Ms. Doniger is more severe on the British than this:

"...The British law probably facilitated more women’s deaths than it saved, and its main effect was to stigmatize Hinduism as an abomination in Christian eyes. Suttee is a pornographic image, the torture of a woman by fire, hot in every sense of the word. Relatively few women died that way, in contrast with the hundreds, even thousands who died every day of starvation and malnutrition, but suttee had PR value. Thus the Raj had it both ways, boasting both that it did not interfere with other people’s religions and that it defended human rights. The debate, in both India and Britain, turned what had been an exceptional practice into a symbol of the oppression of all Indian women and the moral bankruptcy of Hinduism. Nor did the 1829 law, or, for that matter, the new legislation enacted by India after its Independence put an end to it; at least forty widows have burned since 1947, most of them largely ignored until the suttee of Rup Kanwar in 1987 became a cause célèbre, and some even now attested only in obscure local archives."
 
Vinayak Janardan Kirtane (विनायक जनार्दन कीर्तने) wrote a Marathi play called  “Elder Madhavrao’s Death" ( थोरले माधवराव यांचा मृत्यु)  in 1861.  It was supposedly the first independent, literary and published play in Marathi.

It was staged in 1862 and had a scene of Madhavrao’s (1745-1772) wife Ramabai (रमाबाई) going suttee on his funeral pyre.

A woman going suttee was considered almost a goddess. To create publicity stunt, theatre company who was staging the play started bringing a few ladies from the audience on to the stage to worship Ramabai !

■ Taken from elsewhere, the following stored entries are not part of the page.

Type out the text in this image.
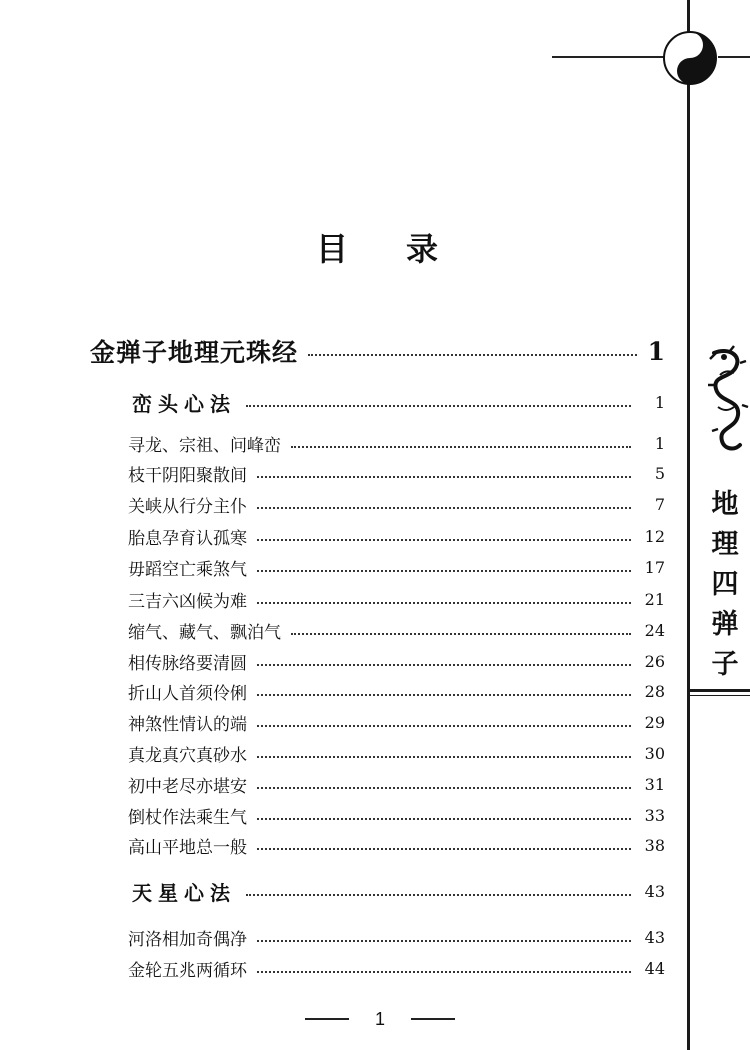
地
理
四
弹
子
目录
金弹子地理元珠经	1
峦头心法	1
寻龙、宗祖、问峰峦	1
枝干阴阳聚散间	5
关峡从行分主仆	7
胎息孕育认孤寒	12
毋蹈空亡乘煞气	17
三吉六凶候为难	21
缩气、藏气、飘泊气	24
相传脉络要清圆	26
折山人首须伶俐	28
神煞性情认的端	29
真龙真穴真砂水	30
初中老尽亦堪安	31
倒杖作法乘生气	33
高山平地总一般	38
天星心法	43
河洛相加奇偶净	43
金轮五兆两循环	44
1
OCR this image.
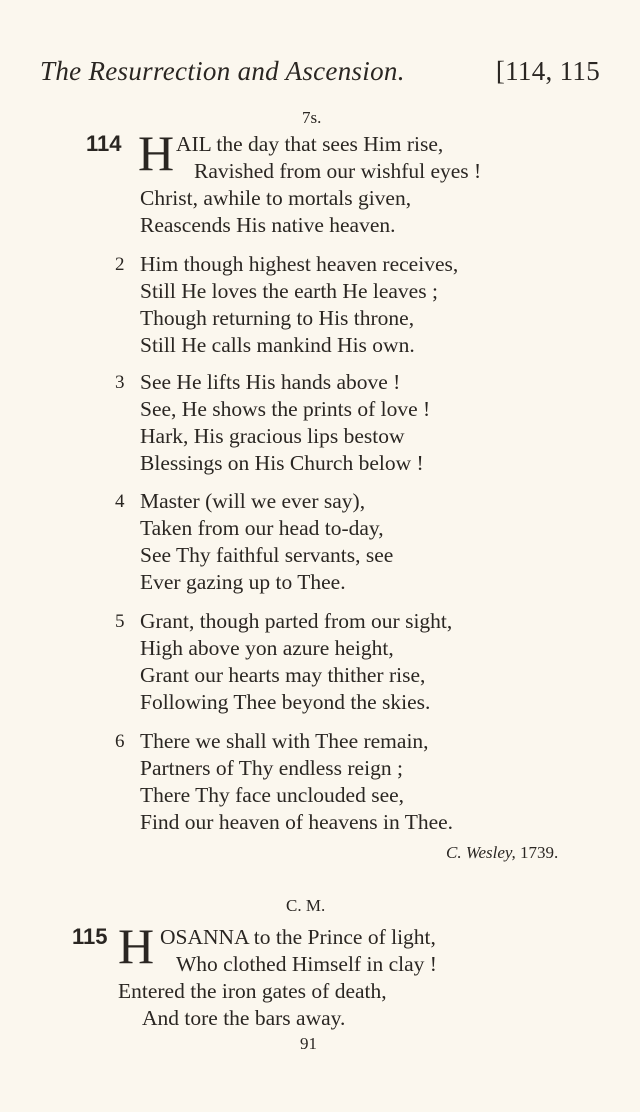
The Resurrection and Ascension.	[114, 115
7s.
114 H AIL the day that sees Him rise,
Ravished from our wishful eyes !
Christ, awhile to mortals given,
Reascends His native heaven.
2 Him though highest heaven receives,
Still He loves the earth He leaves ;
Though returning to His throne,
Still He calls mankind His own.
3 See He lifts His hands above !
See, He shows the prints of love !
Hark, His gracious lips bestow
Blessings on His Church below !
4 Master (will we ever say),
Taken from our head to-day,
See Thy faithful servants, see
Ever gazing up to Thee.
5 Grant, though parted from our sight,
High above yon azure height,
Grant our hearts may thither rise,
Following Thee beyond the skies.
6 There we shall with Thee remain,
Partners of Thy endless reign ;
There Thy face unclouded see,
Find our heaven of heavens in Thee.
C. Wesley, 1739.
C. M.
115 H OSANNA to the Prince of light,
Who clothed Himself in clay !
Entered the iron gates of death,
And tore the bars away.
91
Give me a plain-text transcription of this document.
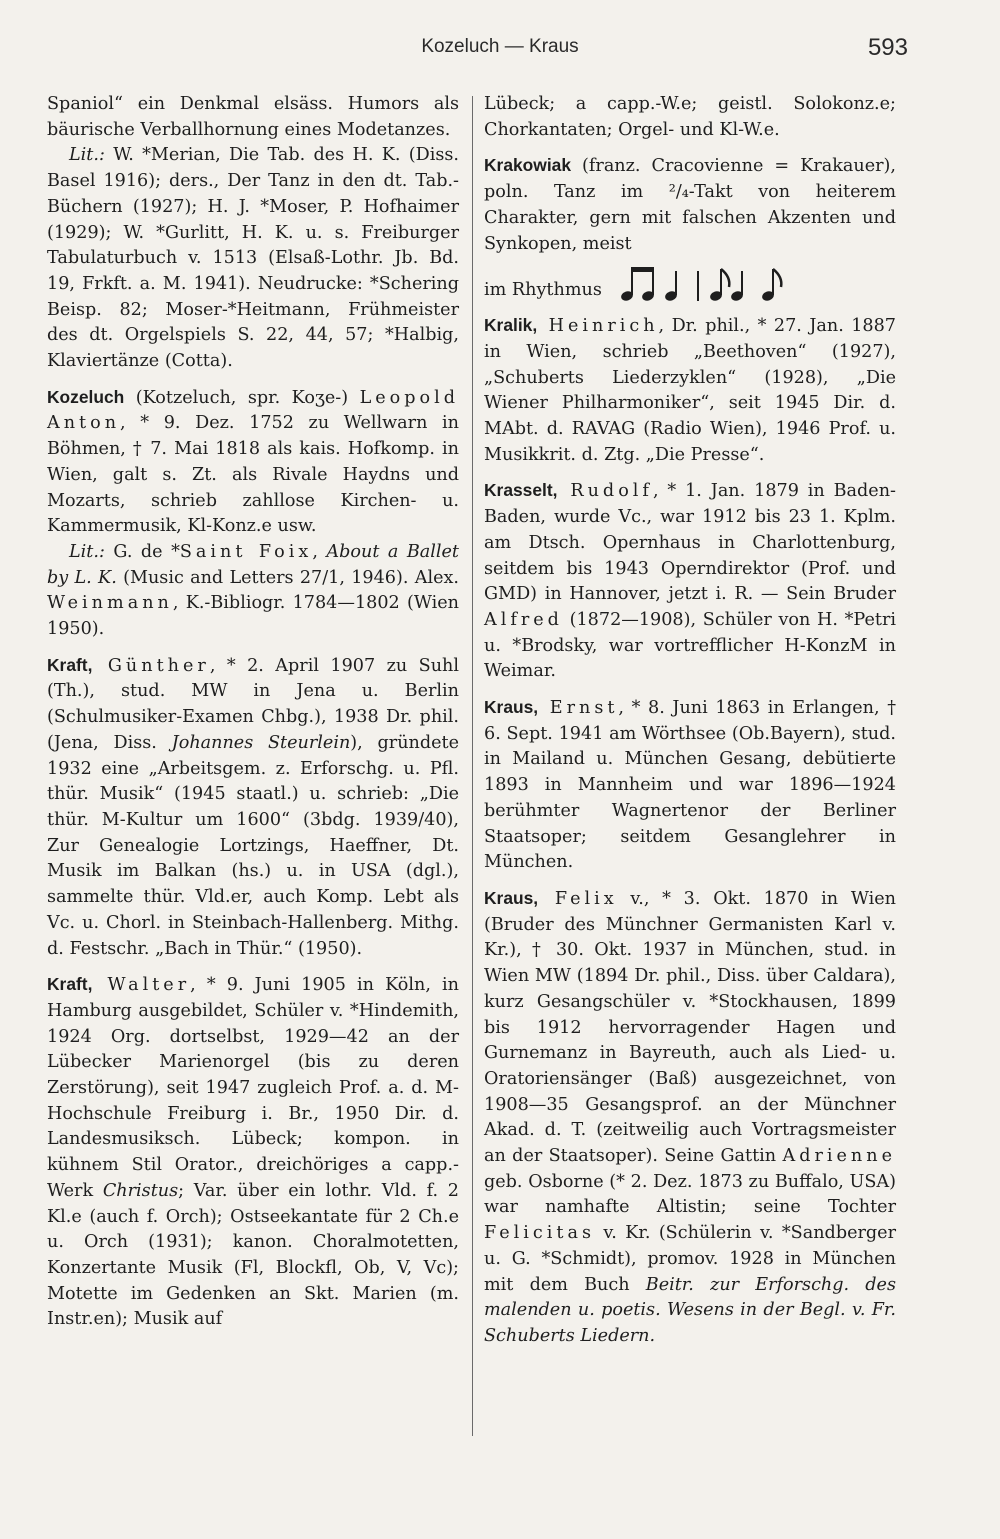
Kozeluch — Kraus	593

Spaniol“ ein Denkmal elsäss. Humors als bäurische Verballhornung eines Modetanzes.

Lit.: W. *Merian, Die Tab. des H. K. (Diss. Basel 1916); ders., Der Tanz in den dt. Tab.-Büchern (1927); H. J. *Moser, P. Hofhaimer (1929); W. *Gurlitt, H. K. u. s. Freiburger Tabulaturbuch v. 1513 (Elsaß-Lothr. Jb. Bd. 19, Frkft. a. M. 1941). Neudrucke: *Schering Beisp. 82; Moser-*Heitmann, Frühmeister des dt. Orgelspiels S. 22, 44, 57; *Halbig, Klaviertänze (Cotta).

Kozeluch (Kotzeluch, spr. Koʒe-) Leopold Anton, * 9. Dez. 1752 zu Wellwarn in Böhmen, † 7. Mai 1818 als kais. Hofkomp. in Wien, galt s. Zt. als Rivale Haydns und Mozarts, schrieb zahllose Kirchen- u. Kammermusik, Kl-Konz.e usw.

Lit.: G. de *Saint Foix, About a Ballet by L. K. (Music and Letters 27/1, 1946). Alex. Weinmann, K.-Bibliogr. 1784—1802 (Wien 1950).

Kraft, Günther, * 2. April 1907 zu Suhl (Th.), stud. MW in Jena u. Berlin (Schulmusiker-Examen Chbg.), 1938 Dr. phil. (Jena, Diss. Johannes Steurlein), gründete 1932 eine „Arbeitsgem. z. Erforschg. u. Pfl. thür. Musik“ (1945 staatl.) u. schrieb: „Die thür. M-Kultur um 1600“ (3bdg. 1939/40), Zur Genealogie Lortzings, Haeffner, Dt. Musik im Balkan (hs.) u. in USA (dgl.), sammelte thür. Vld.er, auch Komp. Lebt als Vc. u. Chorl. in Steinbach-Hallenberg. Mithg. d. Festschr. „Bach in Thür.“ (1950).

Kraft, Walter, * 9. Juni 1905 in Köln, in Hamburg ausgebildet, Schüler v. *Hindemith, 1924 Org. dortselbst, 1929—42 an der Lübecker Marienorgel (bis zu deren Zerstörung), seit 1947 zugleich Prof. a. d. M-Hochschule Freiburg i. Br., 1950 Dir. d. Landesmusiksch. Lübeck; kompon. in kühnem Stil Orator., dreichöriges a capp.-Werk Christus; Var. über ein lothr. Vld. f. 2 Kl.e (auch f. Orch); Ostseekantate für 2 Ch.e u. Orch (1931); kanon. Choralmotetten, Konzertante Musik (Fl, Blockfl, Ob, V, Vc); Motette im Gedenken an Skt. Marien (m. Instr.en); Musik auf

Lübeck; a capp.-W.e; geistl. Solokonz.e; Chorkantaten; Orgel- und Kl-W.e.

Krakowiak (franz. Cracovienne = Krakauer), poln. Tanz im ²/₄-Takt von heiterem Charakter, gern mit falschen Akzenten und Synkopen, meist

im Rhythmus

Kralik, Heinrich, Dr. phil., * 27. Jan. 1887 in Wien, schrieb „Beethoven“ (1927), „Schuberts Liederzyklen“ (1928), „Die Wiener Philharmoniker“, seit 1945 Dir. d. MAbt. d. RAVAG (Radio Wien), 1946 Prof. u. Musikkrit. d. Ztg. „Die Presse“.

Krasselt, Rudolf, * 1. Jan. 1879 in Baden-Baden, wurde Vc., war 1912 bis 23 1. Kplm. am Dtsch. Opernhaus in Charlottenburg, seitdem bis 1943 Operndirektor (Prof. und GMD) in Hannover, jetzt i. R. — Sein Bruder Alfred (1872—1908), Schüler von H. *Petri u. *Brodsky, war vortrefflicher H-KonzM in Weimar.

Kraus, Ernst, * 8. Juni 1863 in Erlangen, † 6. Sept. 1941 am Wörthsee (Ob.Bayern), stud. in Mailand u. München Gesang, debütierte 1893 in Mannheim und war 1896—1924 berühmter Wagnertenor der Berliner Staatsoper; seitdem Gesanglehrer in München.

Kraus, Felix v., * 3. Okt. 1870 in Wien (Bruder des Münchner Germanisten Karl v. Kr.), † 30. Okt. 1937 in München, stud. in Wien MW (1894 Dr. phil., Diss. über Caldara), kurz Gesangschüler v. *Stockhausen, 1899 bis 1912 hervorragender Hagen und Gurnemanz in Bayreuth, auch als Lied- u. Oratoriensänger (Baß) ausgezeichnet, von 1908—35 Gesangsprof. an der Münchner Akad. d. T. (zeitweilig auch Vortragsmeister an der Staatsoper). Seine Gattin Adrienne geb. Osborne (* 2. Dez. 1873 zu Buffalo, USA) war namhafte Altistin; seine Tochter Felicitas v. Kr. (Schülerin v. *Sandberger u. G. *Schmidt), promov. 1928 in München mit dem Buch Beitr. zur Erforschg. des malenden u. poetis. Wesens in der Begl. v. Fr. Schuberts Liedern.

Soon the scene became so popular that it alone would last for a couple of hours! People used to forget that the actor playing Ramabai was a male – Vishnu Vatave (विष्णु वाटवे) ! People took home suttee’s 'prashad' (like flowers, wheat/rice grains, vermillion/ turmeric etc.) from the stage the way the people must have taken it in real life in November 1772!


[based on D G Godse (द ग गोडसे), 'Butterfly Possessing Stinger' ('नांगी असलेले फुलपाखरू ') 1989]

Was this glorification- now perhaps sounding creepy to urban middle class- unique to India?

Hardly.

None other than Richard Wagner,  one of the greatest Western classical music composers, did it in his opera Götterdämmerung, 1876 !

"...Richard Wagner staged suttee in his opera Götterdämmerung by having his heroine, Brünnhilde, ride her horse onto the flaming pyre of her beloved Siegfried.  In an early draft of the opera (summer of 1856), Brünnhilde spouts a kind of garbled Vedanta (via the philosopher Schopenhauer, who had read Indian philosophy in German): “I leave the Land of Desire, I flee the Land of Illusion forever; I close behind me the open door of eternal Becoming. . . . Freed from rebirth, everything eternal . . . I saw the world end.”  Thus some Europeans glorified the custom of suttee."

 (Wendy Doniger, 'The Hindus / An Alternative History', 2009)

This is just one example. One can learn about more such from Doniger's book. 



'The Sati of Ramabai, Wife of Madhavrao Peshwa (reigned 1761-1772)'

Courtesy:  Dorothy and Richard Sherwood and Mr. and Mrs. Harry Lenart

watercolors

Artist: Unknown

After the picture above was posted on FB page of Bharat Itihas Samshodhak Mandal, Pune in October 2013 by Pratish Khedekar,  there was this comment:

"the position of Ramabai is very interesting, traditionally the sati immolates herself seated with husbands body draped over her lap"

In the picture above Ramabai is shown lying next to her dead husband's body and not carrying his head in his lap. 

Why?

"the Atharva Veda regards the practice of the wife’s lying down beside her dead husband (but perhaps then getting up again) as an ancient custom. On the other hand, women in the Vedic period may have performed a purely symbolic suicide on their husbands’ graves, which was later (hindsight alert!) cited as scriptural support for the actual self-immolation of widows on their husbands’ pyres called suttee." ('The Hindus / An Alternative History', 2009)

Was the artist perhaps depicting the scene of suttee as was perceived in the Atharva Veda? Just a symbolic suicide?